I don’t think genetic modification is a necessary pre-requisite. Having a market for sperm and eggs where the genetic value is known could be sufficient and this can be done with existing data science. Creating and testing a panel of IVF babies and selecting for certain genes and away from others would be a powerful evolutionary force.


there was a heated twitter thread a while back: https://twitter.com/VitalikButerin/status/148349118090604544...



Even if this tech was invented I don't think it would move the needle that much. A pregnancy will keep you away from work for a few months. Taking care of the baby is when the shit hits the fan.


It's interesting how the world of dysgenics ignores the idea of mass class-correlated die-offs, despite them featuring prominently in both the historical and genealogical record.

COVID was a dress rehearsal. Deaths were heavily skewed toward poorer people, who had to go to work as essential workers despite the danger, or dumber people, who refused to get vaxxed. We'll likely have a famine later this year and into next - rich people will wince at the hit to their pocketbook from higher food prices, poor people will starve and die. If we get nuked, it's going to hit the inner cities, where relatively poorer people concentrate in dense housing, rather than the country estates and vacation homes of the rich.

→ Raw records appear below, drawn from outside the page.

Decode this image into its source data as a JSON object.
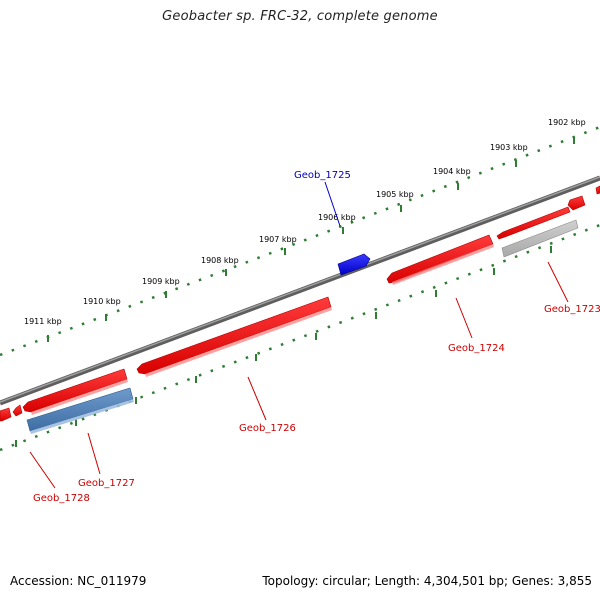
{
  "title": "Geobacter sp. FRC-32, complete genome",
  "footer": {
    "accession": "Accession: NC_011979",
    "summary": "Topology: circular; Length: 4,304,501 bp; Genes: 3,855"
  },
  "colors": {
    "backbone": "#777777",
    "tick": "#2e7d32",
    "gene_red": "#ee1111",
    "gene_blue": "#1010ee",
    "gene_steel": "#4f7fb5",
    "gene_grey": "#b8b8b8",
    "label_red": "#cc0000",
    "label_blue": "#0000bb"
  },
  "scale_labels": [
    "1911 kbp",
    "1910 kbp",
    "1909 kbp",
    "1908 kbp",
    "1907 kbp",
    "1906 kbp",
    "1905 kbp",
    "1904 kbp",
    "1903 kbp",
    "1902 kbp"
  ],
  "genes": [
    {
      "id": "Geob_1723",
      "strand": "-",
      "color": "red"
    },
    {
      "id": "Geob_1724",
      "strand": "-",
      "color": "red"
    },
    {
      "id": "Geob_1725",
      "strand": "+",
      "color": "blue"
    },
    {
      "id": "Geob_1726",
      "strand": "-",
      "color": "red"
    },
    {
      "id": "Geob_1727",
      "strand": "-",
      "color": "red"
    },
    {
      "id": "Geob_1728",
      "strand": "-",
      "color": "red"
    }
  ]
}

Poor people join the armed forces because it's their best option, rich people go to college and get a draft deferment. If a hostile totalitarian government takes over, the "brightest and most diligent" will bribe the right people to be left alone, the hoi polloi will get shot in the streets if they look at an armed soldier the wrong way.

Genealogical studies have indicated that most Europeans living today are descended from the nobility of the High Middle Ages. What happened to all the peasants? Well, between Black Death, the Hundred Years War, Wars of the Roses, Wars of Religion, and other mass-casualty events, most of them caught fatal diseases from living in crowded and unsanitary city conditions, or they got sent to die in some nobleman's war.


Designer babies are around the corner so I wouldn’t worry about dysgenics.


a majority of adults in my cohort have not had children, that I can see.. what "delay" ? its not happening, on a large scale


Average woman's age at time of first child is above 30 in New York and San Francisco.

https://www.nytimes.com/interactive/2018/08/04/upshot/up-bir...


I think mistrial9's point is: It's only a delay if they have children eventually


Or rather... this specific class may be accumulating more women than men.